Краш остался на месте. Дождался, пока плита встанет на место, и жадно набросился на еду, пальцами выгребая из миски склизкую массу и отправляя ее в рот. Грибы, коренья, лохмотья вареного мяса… Поначалу он даже представить боялся, чье мясо варилось в котле а'шури. Сейчас же такие пустяки его не волновали. Надо выжить, выжить любой ценой, набраться сил, окрепнуть – и тогда…
Еще недавно Краш воспользовался бы малейшим шансом – тенью! призраком шанса! – лишь бы вновь обрести свободу! Неужели он поумнел за время, проведенное в темнице? Или стал робким трусом? Нет, осторожность имела другую природу. Подспудные изменения затронули не только слух и зрение, обоняние и осязание.
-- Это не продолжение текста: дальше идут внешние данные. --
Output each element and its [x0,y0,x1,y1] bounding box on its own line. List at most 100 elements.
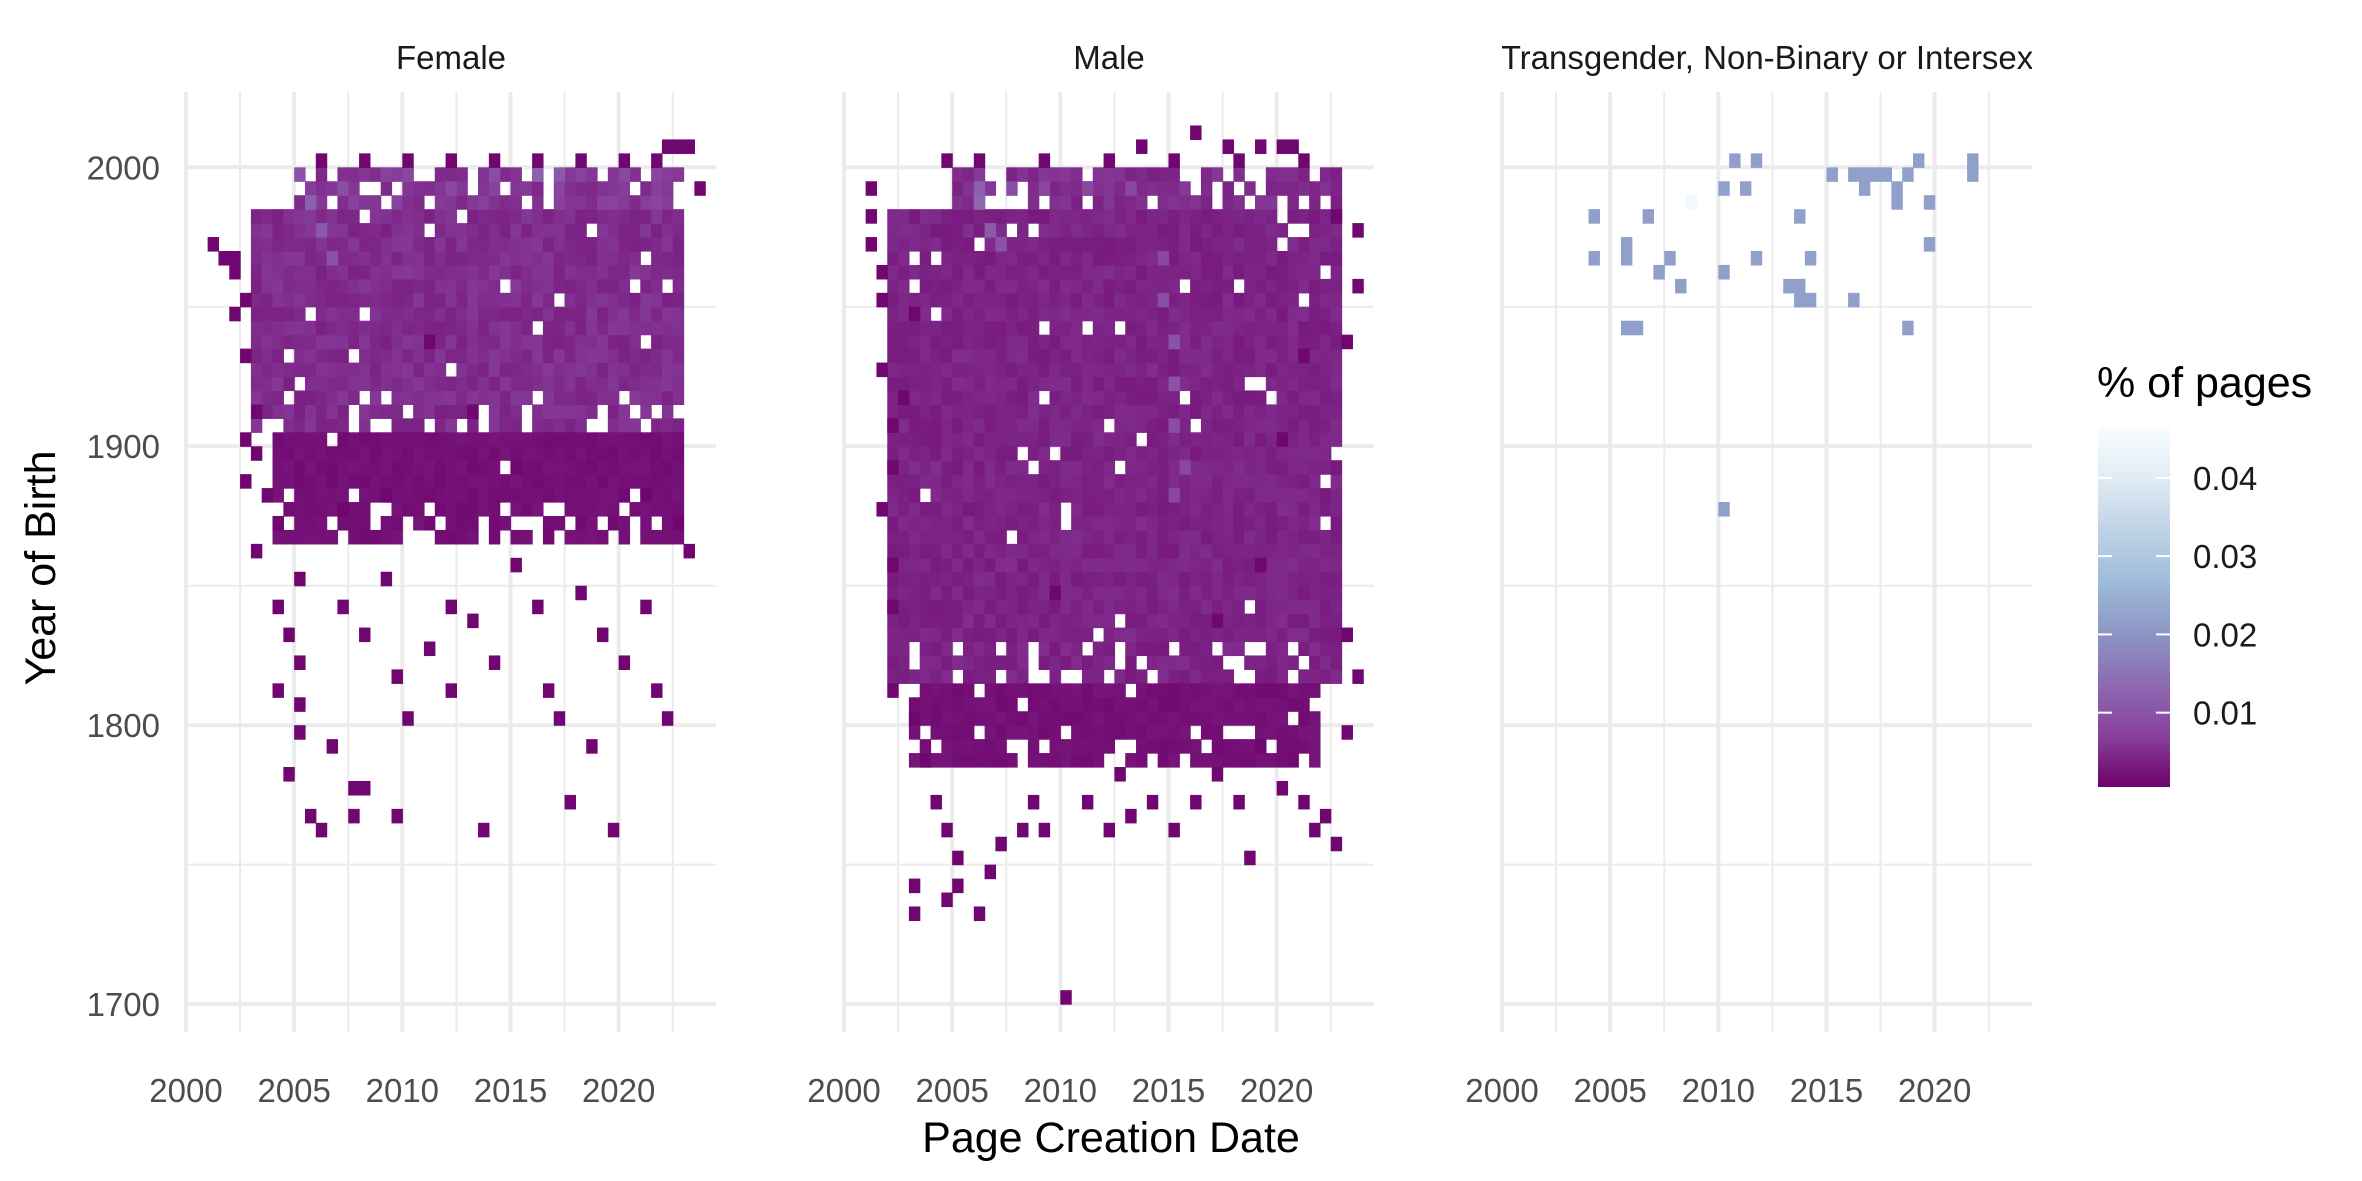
heatmap-cell [1233,683,1245,698]
heatmap-cell [618,432,631,447]
heatmap-cell [1006,418,1018,433]
heatmap-cell [391,362,403,378]
heatmap-cell [445,195,458,210]
heatmap-cell [413,348,425,364]
heatmap-cell [1125,697,1137,712]
heatmap-cell [640,376,652,392]
heatmap-cell [952,278,964,294]
heatmap-cell [1006,250,1018,266]
heatmap-cell [930,599,942,615]
heatmap-cell-sparse [1233,794,1245,810]
heatmap-cell [930,515,942,531]
heatmap-cell [973,529,986,545]
heatmap-cell [1092,711,1105,726]
heatmap-cell [1309,237,1321,252]
heatmap-cell [1319,376,1332,392]
heatmap-cell [423,460,436,475]
heatmap-cell-sparse [240,292,252,308]
heatmap-cell [1136,306,1148,322]
heatmap-cell [672,446,685,461]
heatmap-cell [1071,418,1083,433]
heatmap-cell [1038,711,1051,726]
heatmap-cell-sparse [250,446,263,461]
heatmap-cell [1222,571,1234,587]
heatmap-cell [380,223,393,238]
heatmap-cell [1319,250,1332,266]
heatmap-cell [1006,348,1018,364]
heatmap-cell [1038,683,1051,698]
heatmap-cell [337,474,349,489]
heatmap-cell [640,292,652,308]
heatmap-cell [952,376,964,392]
heatmap-cell [661,348,674,364]
heatmap-cell-sparse [1891,195,1903,210]
heatmap-cell [1157,725,1170,740]
heatmap-cell [413,376,425,392]
heatmap-cell-sparse [1341,725,1353,740]
heatmap-cell-high [315,223,328,238]
heatmap-cell [898,404,910,419]
heatmap-cell [1071,362,1083,378]
heatmap-cell [984,488,997,503]
heatmap-cell [1330,502,1343,517]
heatmap-cell [1081,697,1094,712]
heatmap-cell [1211,167,1224,182]
heatmap-cell [1233,223,1245,238]
heatmap-cell [1190,237,1202,252]
heatmap-cell [1017,488,1029,503]
heatmap-cell [369,376,382,392]
heatmap-cell [973,571,986,587]
heatmap-cell [607,515,620,531]
heatmap-cell [1146,223,1159,238]
heatmap-cell [952,209,964,224]
heatmap-cell-sparse [618,655,631,670]
heatmap-cell [908,557,921,573]
heatmap-cell [1146,264,1159,280]
heatmap-cell [1027,502,1040,517]
heatmap-cell [488,320,501,336]
heatmap-cell [1244,264,1256,280]
heatmap-cell [1265,655,1278,670]
heatmap-cell [315,488,328,503]
heatmap-cell [1146,683,1159,698]
heatmap-cell [1200,334,1213,350]
heatmap-cell [1222,739,1234,754]
heatmap-cell [1049,557,1061,573]
heatmap-cell [661,195,674,210]
heatmap-cell [607,278,620,294]
heatmap-cell [640,362,652,378]
heatmap-cell [1222,641,1234,657]
heatmap-cell [952,404,964,419]
heatmap-cell [1179,585,1191,601]
heatmap-cell [1157,711,1170,726]
heatmap-cell [941,376,953,392]
heatmap-cell [962,334,975,350]
heatmap-cell [1265,753,1278,768]
heatmap-cell [661,167,674,182]
heatmap-cell [1179,376,1191,392]
heatmap-cell-sparse [683,543,695,559]
heatmap-cell [1006,390,1018,406]
heatmap-cell [456,250,468,266]
heatmap-cell [1179,543,1191,559]
heatmap-cell [1244,432,1256,447]
heatmap-cell [380,404,393,419]
heatmap-cell-sparse [1103,822,1116,838]
heatmap-cell [597,390,609,406]
heatmap-cell [1190,655,1202,670]
heatmap-cell [1060,278,1072,294]
heatmap-cell [1017,557,1029,573]
heatmap-cell [1157,739,1170,754]
heatmap-cell [445,237,458,252]
heatmap-cell [1017,683,1029,698]
heatmap-cell [1006,627,1018,643]
heatmap-cell [294,209,306,224]
heatmap-cell [908,697,921,712]
heatmap-cell [553,195,566,210]
heatmap-cell [1092,557,1105,573]
heatmap-cell [1233,362,1245,378]
heatmap-cell [651,223,663,238]
heatmap-cell [898,264,910,280]
heatmap-cell [1244,683,1256,698]
grid-lines [1500,92,2032,1032]
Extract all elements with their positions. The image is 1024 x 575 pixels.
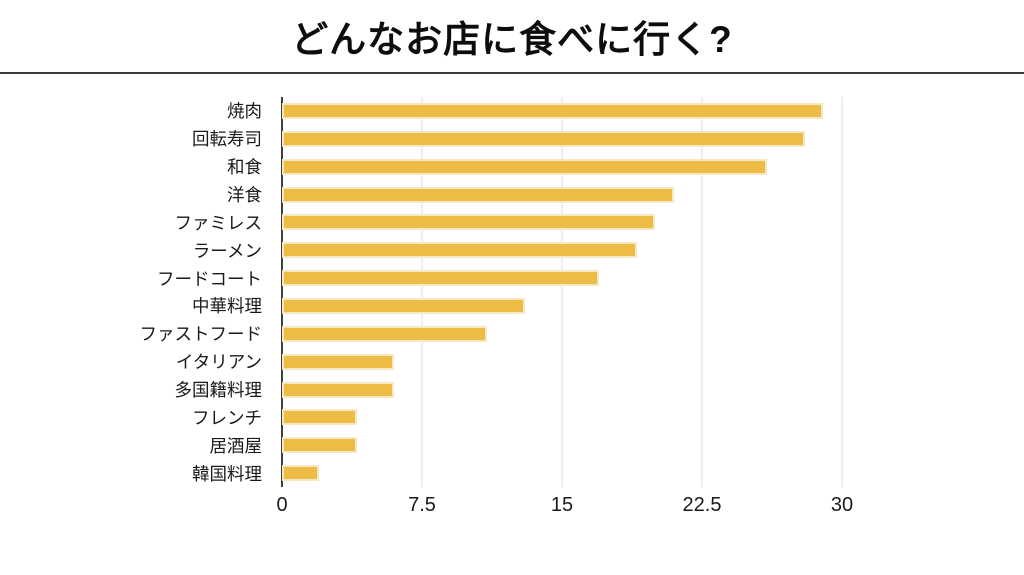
bar-row (282, 236, 842, 264)
category-label: 中華料理 (192, 296, 262, 317)
bar-row (282, 264, 842, 292)
bar-row (282, 459, 842, 487)
bar (282, 465, 320, 482)
category-label: ファストフード (139, 324, 263, 345)
category-label: 和食 (227, 157, 262, 178)
category-labels: 焼肉回転寿司和食洋食ファミレスラーメンフードコート中華料理ファストフードイタリア… (30, 97, 272, 487)
bar-row (282, 125, 842, 153)
category-label: 回転寿司 (192, 129, 262, 150)
x-tick-label: 22.5 (682, 494, 722, 516)
bar-row (282, 403, 842, 431)
bar-row (282, 431, 842, 459)
category-label: フードコート (157, 268, 262, 289)
bar-row (282, 376, 842, 404)
plot-area (281, 97, 843, 487)
bar-row (282, 292, 842, 320)
x-tick-label: 15 (550, 494, 574, 516)
bar-row (282, 208, 842, 236)
y-axis-line (281, 97, 283, 487)
bar (282, 186, 674, 203)
gridline (701, 97, 703, 487)
bar-rows (282, 97, 842, 487)
category-label: フレンチ (192, 407, 262, 428)
category-label: イタリアン (175, 352, 262, 373)
bar-row (282, 348, 842, 376)
bar (282, 381, 394, 398)
bar (282, 214, 656, 231)
bar-row (282, 97, 842, 125)
bar (282, 437, 357, 454)
gridline (841, 97, 843, 487)
title-bar: どんなお店に食べに行く? (0, 0, 1024, 74)
gridline (561, 97, 563, 487)
bar (282, 409, 357, 426)
bar (282, 102, 824, 119)
gridline (421, 97, 423, 487)
bar (282, 130, 805, 147)
bar (282, 297, 525, 314)
x-tick-label: 7.5 (408, 494, 436, 516)
category-label: 多国籍料理 (174, 380, 263, 401)
bar-row (282, 181, 842, 209)
bar (282, 325, 488, 342)
category-label: 韓国料理 (192, 463, 262, 484)
x-tick-label: 30 (830, 494, 854, 516)
bar-row (282, 153, 842, 181)
category-label: 焼肉 (227, 101, 262, 122)
bar-row (282, 320, 842, 348)
bar (282, 242, 637, 259)
bar (282, 158, 768, 175)
category-label: 居酒屋 (209, 435, 263, 456)
category-label: ファミレス (174, 212, 263, 233)
bar (282, 353, 394, 370)
bar (282, 270, 600, 287)
category-label: 洋食 (227, 185, 262, 205)
x-tick-label: 0 (276, 494, 288, 516)
x-axis-ticks: 0 7.5 15 22.5 30 (276, 494, 853, 524)
category-label: ラーメン (192, 240, 262, 261)
chart-title: どんなお店に食べに行く? (291, 19, 733, 60)
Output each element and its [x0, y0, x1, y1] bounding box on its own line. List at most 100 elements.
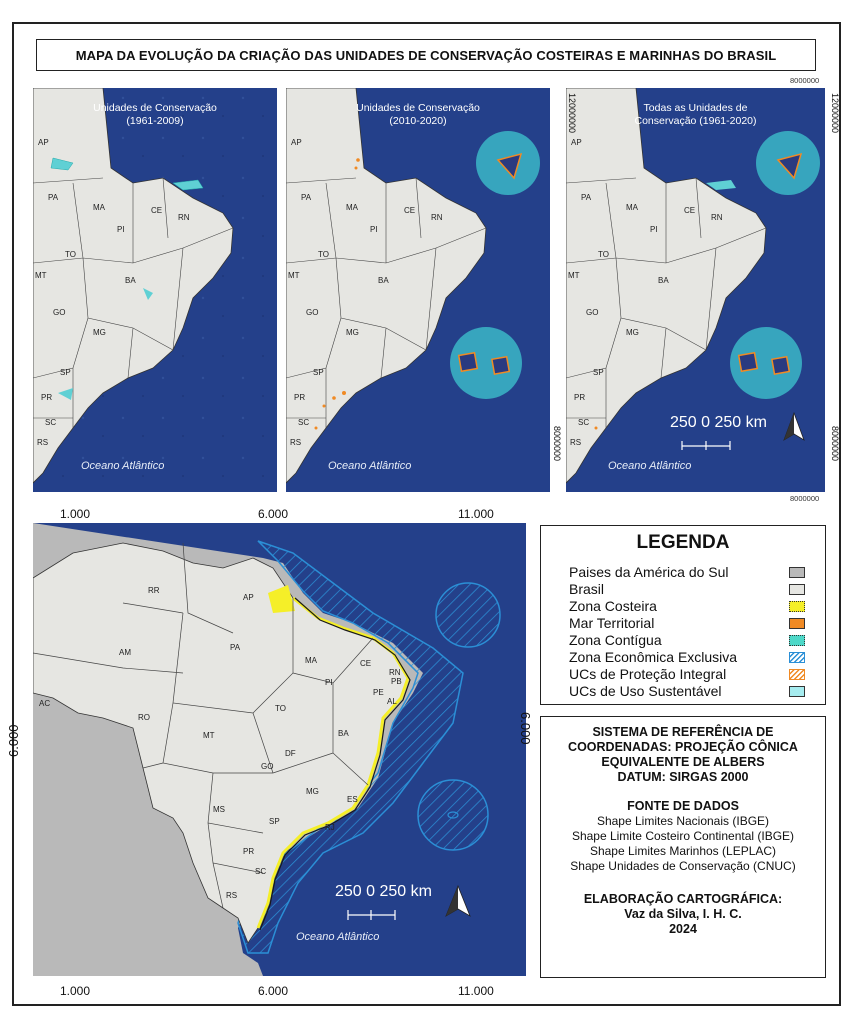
state-label: RS — [37, 438, 49, 447]
state-label: TO — [598, 250, 609, 259]
state-label: MG — [346, 328, 359, 337]
state-label: SP — [593, 368, 604, 377]
state-label: RJ — [325, 823, 335, 832]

Что-то творилось с разумом, с сердцем, с самой душой мальчика.
Он больше не хочет убежать?
Конечно, хочет! И обязательно убежит!
Когда-нибудь…
Мальчик доел остывшее варево, тщательно облизал пальцы, затем – миску, и отхлебнул воды из плошки. Воду следовало беречь. Неизвестно, когда он получит очередную возможность вдоволь насосаться млечного сока, который – и еда, и питье одновременно. Сок не такой уж гнусный на вкус, как показалось вначале. Или он привык? Еда тоже больше не вызывает тошноту. Ну, пованивает слегка тухлятиной – что с того? Есть можно. А грибы попадаются вкусные…
Снова шорох.
Почудилось? Краш прислушался. Нет, ничего похожего на знакомый шелест чешуи и ритмичное царапанье когтей по шершавому камню. Выбрав место посуше, он улегся на теплый пол пещеры и стал вспоминать, как судьба швырнула его в объятия Черной Вдовы.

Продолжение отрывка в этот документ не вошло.